Re living in Worthing_ Well, I like living here, and enjoyed it when we used to visit the town on holiday when I was still in my teens as well... It's got a very good main library, for one thing, as well as several smaller ones ;-). As far as the number of rest homes that exist here is concerned, the borough currently has around 100'000 inhabitants so their inhabitants aren't really a numerically significant proportion of the total population... and the proportion of pensioners in the population has actually dropped since its peak, because the older generations of retirees who moved here from London [& other places, mostly further north] are dying off but quite a few of their potential replacements are choosing to settle in sunnier climes such as the Spanish coasts instead. I wonder whether the people who carried out that alleged survey actually compared like-for-like (and also polled people in other towns with significant numbers of retired incomers, such as Bexhill & Eastbourne), or whether they just chose a set of towns about which they themselves already had views and conducted their "surveys" amongst social groups there who were likely to confirm these?
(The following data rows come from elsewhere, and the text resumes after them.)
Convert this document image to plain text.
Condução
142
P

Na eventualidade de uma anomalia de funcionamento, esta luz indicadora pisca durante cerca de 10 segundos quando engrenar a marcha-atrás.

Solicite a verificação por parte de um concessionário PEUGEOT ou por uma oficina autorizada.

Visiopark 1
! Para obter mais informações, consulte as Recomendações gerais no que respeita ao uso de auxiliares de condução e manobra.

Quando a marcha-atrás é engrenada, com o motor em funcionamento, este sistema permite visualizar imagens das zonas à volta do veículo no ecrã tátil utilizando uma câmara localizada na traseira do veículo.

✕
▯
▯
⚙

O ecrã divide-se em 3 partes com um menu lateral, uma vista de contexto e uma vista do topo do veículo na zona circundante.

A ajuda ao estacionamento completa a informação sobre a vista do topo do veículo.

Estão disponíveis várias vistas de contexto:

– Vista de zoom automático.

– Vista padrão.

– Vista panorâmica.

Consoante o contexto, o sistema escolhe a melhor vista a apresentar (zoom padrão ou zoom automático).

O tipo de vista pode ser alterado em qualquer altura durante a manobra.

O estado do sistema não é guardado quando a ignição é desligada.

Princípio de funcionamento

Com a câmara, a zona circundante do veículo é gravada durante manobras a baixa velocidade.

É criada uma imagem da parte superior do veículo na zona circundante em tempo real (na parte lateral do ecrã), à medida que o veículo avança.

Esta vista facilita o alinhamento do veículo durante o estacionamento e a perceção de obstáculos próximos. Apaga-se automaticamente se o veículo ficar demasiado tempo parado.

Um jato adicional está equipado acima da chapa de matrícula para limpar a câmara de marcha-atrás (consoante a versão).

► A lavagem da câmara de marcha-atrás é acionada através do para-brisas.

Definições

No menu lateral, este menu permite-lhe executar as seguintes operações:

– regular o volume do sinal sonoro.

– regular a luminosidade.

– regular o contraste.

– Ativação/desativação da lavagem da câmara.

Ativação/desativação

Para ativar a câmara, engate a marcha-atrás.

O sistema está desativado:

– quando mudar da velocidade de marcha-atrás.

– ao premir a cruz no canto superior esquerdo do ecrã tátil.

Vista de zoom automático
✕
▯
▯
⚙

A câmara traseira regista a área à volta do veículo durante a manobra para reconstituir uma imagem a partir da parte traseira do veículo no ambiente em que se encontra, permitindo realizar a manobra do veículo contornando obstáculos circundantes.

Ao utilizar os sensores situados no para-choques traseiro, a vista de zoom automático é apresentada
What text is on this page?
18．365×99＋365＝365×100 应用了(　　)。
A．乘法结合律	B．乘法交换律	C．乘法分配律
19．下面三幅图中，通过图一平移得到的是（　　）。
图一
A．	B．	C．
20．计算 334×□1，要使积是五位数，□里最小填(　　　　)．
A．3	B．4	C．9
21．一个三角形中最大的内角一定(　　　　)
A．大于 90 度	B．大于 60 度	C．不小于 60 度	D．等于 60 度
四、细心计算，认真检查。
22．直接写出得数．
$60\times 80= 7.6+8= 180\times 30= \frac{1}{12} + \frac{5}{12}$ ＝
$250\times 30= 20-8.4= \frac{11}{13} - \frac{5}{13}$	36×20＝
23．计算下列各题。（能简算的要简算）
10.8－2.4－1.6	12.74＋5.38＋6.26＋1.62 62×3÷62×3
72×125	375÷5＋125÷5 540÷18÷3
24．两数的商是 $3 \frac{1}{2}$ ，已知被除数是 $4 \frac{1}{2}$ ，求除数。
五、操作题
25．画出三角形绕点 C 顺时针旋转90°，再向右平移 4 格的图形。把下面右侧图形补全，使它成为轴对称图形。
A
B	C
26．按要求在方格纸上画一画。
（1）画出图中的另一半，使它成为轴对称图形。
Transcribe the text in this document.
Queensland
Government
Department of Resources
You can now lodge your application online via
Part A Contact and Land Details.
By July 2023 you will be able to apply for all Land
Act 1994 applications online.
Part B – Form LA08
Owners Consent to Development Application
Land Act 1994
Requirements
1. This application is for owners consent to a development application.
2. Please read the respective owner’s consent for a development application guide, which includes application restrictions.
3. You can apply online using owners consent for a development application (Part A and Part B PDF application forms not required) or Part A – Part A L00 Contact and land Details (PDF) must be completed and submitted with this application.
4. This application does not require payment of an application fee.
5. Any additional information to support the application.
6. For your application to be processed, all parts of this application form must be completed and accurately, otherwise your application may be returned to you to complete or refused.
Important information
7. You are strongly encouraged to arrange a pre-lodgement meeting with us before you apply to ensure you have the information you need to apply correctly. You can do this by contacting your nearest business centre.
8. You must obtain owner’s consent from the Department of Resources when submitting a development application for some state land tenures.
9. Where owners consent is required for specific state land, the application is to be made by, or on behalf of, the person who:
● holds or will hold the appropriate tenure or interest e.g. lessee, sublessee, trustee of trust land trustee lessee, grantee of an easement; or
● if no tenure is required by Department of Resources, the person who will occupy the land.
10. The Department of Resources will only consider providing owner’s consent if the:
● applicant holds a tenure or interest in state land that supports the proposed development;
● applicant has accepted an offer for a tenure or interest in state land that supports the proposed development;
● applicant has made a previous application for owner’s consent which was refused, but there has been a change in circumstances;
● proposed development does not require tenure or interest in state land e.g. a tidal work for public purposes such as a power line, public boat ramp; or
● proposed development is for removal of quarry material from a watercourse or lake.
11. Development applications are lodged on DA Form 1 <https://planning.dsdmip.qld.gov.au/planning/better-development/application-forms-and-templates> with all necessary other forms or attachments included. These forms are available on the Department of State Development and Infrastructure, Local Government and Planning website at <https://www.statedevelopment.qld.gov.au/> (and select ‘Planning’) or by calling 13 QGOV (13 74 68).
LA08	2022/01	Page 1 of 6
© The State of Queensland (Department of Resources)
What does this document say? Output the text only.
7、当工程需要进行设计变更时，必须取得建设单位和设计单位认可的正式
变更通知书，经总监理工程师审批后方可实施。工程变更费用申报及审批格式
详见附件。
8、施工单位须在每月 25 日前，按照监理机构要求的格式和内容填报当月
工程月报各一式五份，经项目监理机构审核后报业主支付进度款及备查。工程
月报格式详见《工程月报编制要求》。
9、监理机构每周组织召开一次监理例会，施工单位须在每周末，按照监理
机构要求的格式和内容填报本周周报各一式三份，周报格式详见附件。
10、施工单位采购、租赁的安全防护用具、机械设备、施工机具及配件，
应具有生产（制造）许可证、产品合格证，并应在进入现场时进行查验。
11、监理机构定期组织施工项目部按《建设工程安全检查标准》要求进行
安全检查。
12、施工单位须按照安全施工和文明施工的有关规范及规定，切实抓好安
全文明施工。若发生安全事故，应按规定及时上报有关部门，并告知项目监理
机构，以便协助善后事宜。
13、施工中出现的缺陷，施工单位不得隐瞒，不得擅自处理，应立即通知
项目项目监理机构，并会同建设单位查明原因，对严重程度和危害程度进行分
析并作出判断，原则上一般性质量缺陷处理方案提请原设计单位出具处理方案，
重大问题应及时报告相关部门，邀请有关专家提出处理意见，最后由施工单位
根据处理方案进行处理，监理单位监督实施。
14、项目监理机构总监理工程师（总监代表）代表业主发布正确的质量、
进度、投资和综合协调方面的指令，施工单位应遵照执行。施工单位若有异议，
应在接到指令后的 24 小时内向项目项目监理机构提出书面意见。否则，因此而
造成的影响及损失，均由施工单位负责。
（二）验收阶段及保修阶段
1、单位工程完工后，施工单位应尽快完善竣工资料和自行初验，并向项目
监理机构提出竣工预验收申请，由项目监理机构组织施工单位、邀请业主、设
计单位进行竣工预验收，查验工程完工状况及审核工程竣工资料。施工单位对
Page 34, re Kapok _ This material was also, if I remember correctly, used at one time for stuffing lifejackets.
Page 38, re the Echidna _ Their natural range also includes New Guinea.
Page 99, re Mother Theresa _ The version of her in the Nextian reality seems to have died at a rather earlier date than did her counterpart on our own Earth.
Page 112, re the Tailor of Gloucester _ Do any of you know whether Beatrix Potter used a traditional story as the basis for this book instead of just making the whole thing up? The house that she used as the main basis for its illustrations, by the way, is now a museum.
Page 126, re 'The Midwich Cuckoos' _ And this book was adapted into a film, under the title of 'Village of the Damned'.
Page 133, re the Ford Edsel _ This was named after Henry Ford's son Edsel, but I don't know who or what HE was named after...
Page 195, re Torquemada _ Wasn't he included in an official list of proposed candidates for beatification (the step before canonisation) by the Roman Catholic Church a few years ago?
Page 209, re antimacassars _ So-called because the most widely-used [men's] hair-oil in those days was 'Macassar Oil', apparently... This took its name from a place called Macassar, situated in the Dutch East Indies (now Indonesia), which was presumably the source of one of its main ingredients.
Page 237, re 'Wilson, Lonsdale and Partners' _ My personal suspicion is that these might be Harold Wilson (in our reality a Labour politician, Prime Minister of the UK for two periods during the 1960s & '70s) and Gordon Lonsdale (in our reality a "Canadian businessman", in London during the '60s, who was eventually revealed to be in fact a Russian & a KGB spy...).
Page 239, re 'ENSA' _ Due to the quality of many of the acts this agency was widely known amongst the armed forces as "Every Night Something Awful".